Risiken in der Pilzzucht
Die Pilzzucht birgt jedoch auch Risiken. Zuchtpilze müssen gegen konkurrierende Mikroorganismen bestehen. Breiten sich unerwünschte Schimmelpilze aus, kann innerhalb weniger Stunden eine gesamte Charge unbrauchbar werden. Eine entscheidende Rolle spielt daher die sorgfältige Auswahl des Nährstoffsubstrats, da ein zu hoher Zuckeranteil das Wachstum unerwünschter Keime begünstigt.
Vorbehalte durch Aufklärung überwinden
Neben den technischen Herausforderungen existieren auch Vorbehalte auf Verbraucherseite. „Viele Menschen könnten skeptisch gegenüber einem Dämmmaterial sein, das auf Pilzen basiert, da sie befürchten, dass sich daraus Schimmelprobleme in ihren Häusern ergeben könnten“, räumt Projektleiter Prof. Dr. Honke ein.
Genau darum arbeiten die Forscher so intensiv an der Entwicklung der mineralischen Deckschicht. Sobald diese vollständig ausgereift ist, wird das Material unempfindlich gegenüber Feuchtigkeit sein und sich in seinen Eigenschaften nicht mehr von konventionellen Dämmstoffen unterscheiden.
Weg zur industriellen Anwendung
Das Projekt Mycobuild verfolgt das mittel- und langfristige Ziel, die Forschungsergebnisse in eine industrielle Anwendung zu überführen. Während das Institut für Kreislaufwirtschaft der Bio:Polymere an der Hochschule Hof die wissenschaftliche Entwicklung und Materialoptimierung verantwortet, übernimmt die Johann Bergmann GmbH & Co. KG als Industriepartner die Überführung der Prozesse in die Produktion.

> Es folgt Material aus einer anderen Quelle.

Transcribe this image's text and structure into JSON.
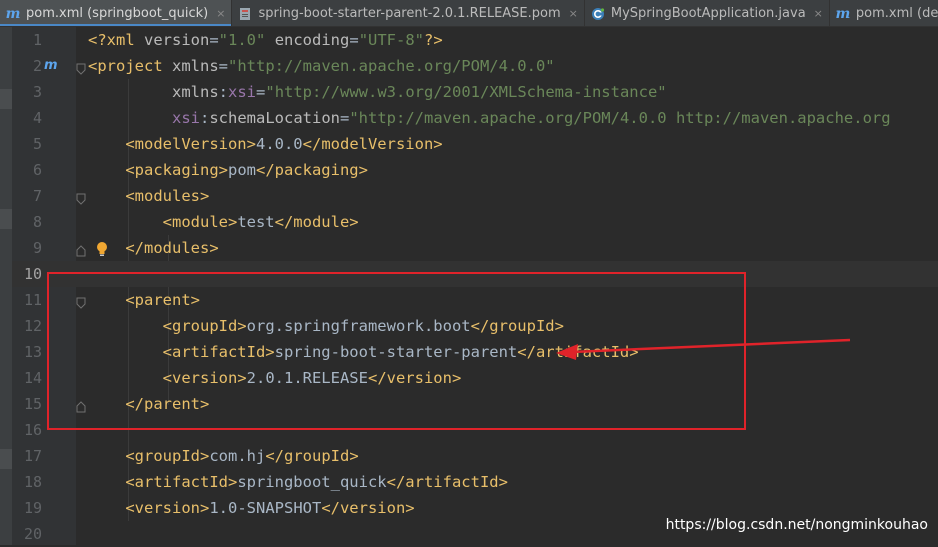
{
  "tabs": [
    {
      "label": "pom.xml (springboot_quick)",
      "icon": "maven-icon",
      "active": true
    },
    {
      "label": "spring-boot-starter-parent-2.0.1.RELEASE.pom",
      "icon": "jar-file-icon",
      "active": false
    },
    {
      "label": "MySpringBootApplication.java",
      "icon": "java-class-icon",
      "active": false
    },
    {
      "label": "pom.xml (demo)",
      "icon": "maven-icon",
      "active": false
    }
  ],
  "tab_close_glyph": "×",
  "gutter": {
    "maven_marker": "m",
    "icons": [
      "maven-icon",
      "fold-icon",
      "lightbulb-icon"
    ]
  },
  "editor": {
    "current_line": 10,
    "lines": [
      {
        "n": "1",
        "tokens": [
          [
            "tag",
            "<?xml "
          ],
          [
            "attr",
            "version"
          ],
          [
            "txt",
            "="
          ],
          [
            "str",
            "\"1.0\""
          ],
          [
            "txt",
            " "
          ],
          [
            "attr",
            "encoding"
          ],
          [
            "txt",
            "="
          ],
          [
            "str",
            "\"UTF-8\""
          ],
          [
            "tag",
            "?>"
          ]
        ]
      },
      {
        "n": "2",
        "tokens": [
          [
            "tag",
            "<project "
          ],
          [
            "attr",
            "xmlns"
          ],
          [
            "txt",
            "="
          ],
          [
            "str",
            "\"http://maven.apache.org/POM/4.0.0\""
          ]
        ]
      },
      {
        "n": "3",
        "tokens": [
          [
            "txt",
            "         "
          ],
          [
            "attr",
            "xmlns"
          ],
          [
            "txt",
            ":"
          ],
          [
            "ns",
            "xsi"
          ],
          [
            "txt",
            "="
          ],
          [
            "str",
            "\"http://www.w3.org/2001/XMLSchema-instance\""
          ]
        ]
      },
      {
        "n": "4",
        "tokens": [
          [
            "txt",
            "         "
          ],
          [
            "ns",
            "xsi"
          ],
          [
            "txt",
            ":"
          ],
          [
            "attr",
            "schemaLocation"
          ],
          [
            "txt",
            "="
          ],
          [
            "str",
            "\"http://maven.apache.org/POM/4.0.0 http://maven.apache.org"
          ]
        ]
      },
      {
        "n": "5",
        "tokens": [
          [
            "txt",
            "    "
          ],
          [
            "tag",
            "<modelVersion>"
          ],
          [
            "txt",
            "4.0.0"
          ],
          [
            "tag",
            "</modelVersion>"
          ]
        ]
      },
      {
        "n": "6",
        "tokens": [
          [
            "txt",
            "    "
          ],
          [
            "tag",
            "<packaging>"
          ],
          [
            "txt",
            "pom"
          ],
          [
            "tag",
            "</packaging>"
          ]
        ]
      },
      {
        "n": "7",
        "tokens": [
          [
            "txt",
            "    "
          ],
          [
            "tag",
            "<modules>"
          ]
        ]
      },
      {
        "n": "8",
        "tokens": [
          [
            "txt",
            "        "
          ],
          [
            "tag",
            "<module>"
          ],
          [
            "txt",
            "test"
          ],
          [
            "tag",
            "</module>"
          ]
        ]
      },
      {
        "n": "9",
        "tokens": [
          [
            "txt",
            "    "
          ],
          [
            "tag",
            "</modules>"
          ]
        ]
      },
      {
        "n": "10",
        "tokens": []
      },
      {
        "n": "11",
        "tokens": [
          [
            "txt",
            "    "
          ],
          [
            "tag",
            "<parent>"
          ]
        ]
      },
      {
        "n": "12",
        "tokens": [
          [
            "txt",
            "        "
          ],
          [
            "tag",
            "<groupId>"
          ],
          [
            "txt",
            "org.springframework.boot"
          ],
          [
            "tag",
            "</groupId>"
          ]
        ]
      },
      {
        "n": "13",
        "tokens": [
          [
            "txt",
            "        "
          ],
          [
            "tag",
            "<artifactId>"
          ],
          [
            "txt",
            "spring-boot-starter-parent"
          ],
          [
            "tag",
            "</artifactId>"
          ]
        ]
      },
      {
        "n": "14",
        "tokens": [
          [
            "txt",
            "        "
          ],
          [
            "tag",
            "<version>"
          ],
          [
            "txt",
            "2.0.1.RELEASE"
          ],
          [
            "tag",
            "</version>"
          ]
        ]
      },
      {
        "n": "15",
        "tokens": [
          [
            "txt",
            "    "
          ],
          [
            "tag",
            "</parent>"
          ]
        ]
      },
      {
        "n": "16",
        "tokens": []
      },
      {
        "n": "17",
        "tokens": [
          [
            "txt",
            "    "
          ],
          [
            "tag",
            "<groupId>"
          ],
          [
            "txt",
            "com.hj"
          ],
          [
            "tag",
            "</groupId>"
          ]
        ]
      },
      {
        "n": "18",
        "tokens": [
          [
            "txt",
            "    "
          ],
          [
            "tag",
            "<artifactId>"
          ],
          [
            "txt",
            "springboot_quick"
          ],
          [
            "tag",
            "</artifactId>"
          ]
        ]
      },
      {
        "n": "19",
        "tokens": [
          [
            "txt",
            "    "
          ],
          [
            "tag",
            "<version>"
          ],
          [
            "txt",
            "1.0-SNAPSHOT"
          ],
          [
            "tag",
            "</version>"
          ]
        ]
      },
      {
        "n": "20",
        "tokens": []
      }
    ]
  },
  "colors": {
    "background": "#2b2b2b",
    "tag": "#e8bf6a",
    "attribute": "#bababa",
    "namespace": "#9876aa",
    "string": "#6a8759",
    "text": "#a9b7c6",
    "annotation_red": "#e0232a",
    "active_tab_underline": "#4a88c7"
  },
  "watermark": "https://blog.csdn.net/nongminkouhao"
}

Ein entscheidender Faktor für den Erfolg ist die Skalierung der Produktion. Erst wenn das Material in ausreichender Menge und zu wettbewerbsfähigen Kosten hergestellt werden kann, wird es eine echte Alternative zu bestehenden Dämmstoffen darstellen.
Förderung durch das BMBF
Das Bundesministerium für Bildung und Forschung (BMBF) unterstützt das Projekt im Rahmen des Förderprogramms DATIpilot. Dieses Programm zielt darauf ab, Forschungsansätze in die Praxis zu überführen und die Innovationskraft Deutschlands zu stärken.
Ausblick bis 2026
Mit Mycobuild erforschen die Wissenschaftler einen neuen Ansatz für eine nachhaltige Bauwirtschaft. Pilzgeflechte als Dämmstoffe könnten einen Paradigmenwechsel in der Branche einläuten – mit Vorteilen für Umwelt, Wirtschaft und Verbraucher. Bis März 2026 soll das Projekt die industrielle Machbarkeit unter Beweis stellen und einen Beitrag zur umweltfreundlichen Bauweise der Zukunft leisten.